Orkim’s leading position in the domestic transportation of clean petroleum products (CPP) and ownership of the largest fleet in the domestic CPP tanker segment (end-June 2024: 15 CPP tankers and two liquified petroleum gas tankers) are key rating drivers. High earnings visibility from charter contracts with reputable oil majors and high barriers to entry are supportive of the rating. The rating is moderated by high borrowings on the back of continued capital requirements for vessel acquisitions and by exposure to contract renewal risk.

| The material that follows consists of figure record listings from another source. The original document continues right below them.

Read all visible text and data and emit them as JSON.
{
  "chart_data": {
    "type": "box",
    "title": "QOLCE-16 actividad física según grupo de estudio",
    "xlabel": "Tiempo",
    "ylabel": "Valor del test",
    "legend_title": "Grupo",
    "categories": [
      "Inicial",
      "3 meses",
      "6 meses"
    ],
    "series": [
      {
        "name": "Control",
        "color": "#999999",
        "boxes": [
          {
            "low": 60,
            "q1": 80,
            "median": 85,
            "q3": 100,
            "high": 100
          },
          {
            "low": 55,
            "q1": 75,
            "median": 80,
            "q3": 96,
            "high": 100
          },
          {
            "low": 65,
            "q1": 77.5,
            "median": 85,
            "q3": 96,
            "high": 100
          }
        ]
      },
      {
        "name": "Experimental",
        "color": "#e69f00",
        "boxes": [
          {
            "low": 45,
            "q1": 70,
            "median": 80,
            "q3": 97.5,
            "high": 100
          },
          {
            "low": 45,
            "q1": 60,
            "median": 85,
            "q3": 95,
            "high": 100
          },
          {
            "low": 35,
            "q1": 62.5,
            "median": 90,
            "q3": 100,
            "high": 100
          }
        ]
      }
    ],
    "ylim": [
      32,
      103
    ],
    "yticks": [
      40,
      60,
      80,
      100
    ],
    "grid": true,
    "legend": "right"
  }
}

MARC Ratings notes that Orkim maintains a healthy mix of long-term contracts that provide earnings visibility, and short-term contracts that benefit from potential hikes in charter rates. Seven of its 17 vessels are on long-term contracts ranging from five to 10 years. Among Orkim’s key clients are Petroliam Nasional Berhad (PETRONAS) and Shell Malaysia, whose contracts since 2010 have driven fleet expansion over the years. Vessel utilisation rate has also been consistently high at around 90%, indicating Orkim’s ability to charter out vessels with minimal downtime. Charter renewal risk is substantially mitigated by the continued demand for CPP tankers to support Malaysia’s growing trade of refined petroleum products, as well as Orkim’s longstanding relationships with its strong counterparties. This is evident in the recent renewal/extension of expiring contracts for nine of its vessels.
Over the next three years, Orkim plans to acquire seven new vessels (three CPP tankers and four chemical tankers) to replace seven of its older CPP tankers. These new vessels would be more efficient and eco-friendlier, in line with Orkim’s ESG commitments. Two of the seven vessels have already secured new contract awards and are currently under construction in Fujian, China; orders for the remaining vessels will be placed once charter contracts are secured.
Borrowings, projected to increase to RM951.4 million in 2027 from RM339.4 million as at end-1H2024, will fund the construction of newbuilds and/or acquisitions. This includes proceeds from an initial drawdown of RM300.0 million under the rated sukuk. As a result, leverage ratio would rise to 1.23x in 2027 before declining thereafter. The rating agency does not view this as a major concern given the projected charter income is deemed to be sufficient to cover debt service, with projected finance service coverage ratio without cash standing at a minimum of 2.04x in 2027, and averaging 2.35x for the period between 2025 and 2028.
In 1H2024, revenue rose by 12.7% y-o-y to RM159.0 million on the back of higher charter rates following contract renewals for some of its vessels, as well as higher spot charter rates. In line with this, pre-tax profit increased to RM47.1 million (2023: RM33.1 million). As the group’s two newbuild vessels would command higher charter rates upon their deliveries in 2027 owing to their larger sizes and newer technology, Orkim’s revenue and earnings are expected to improve.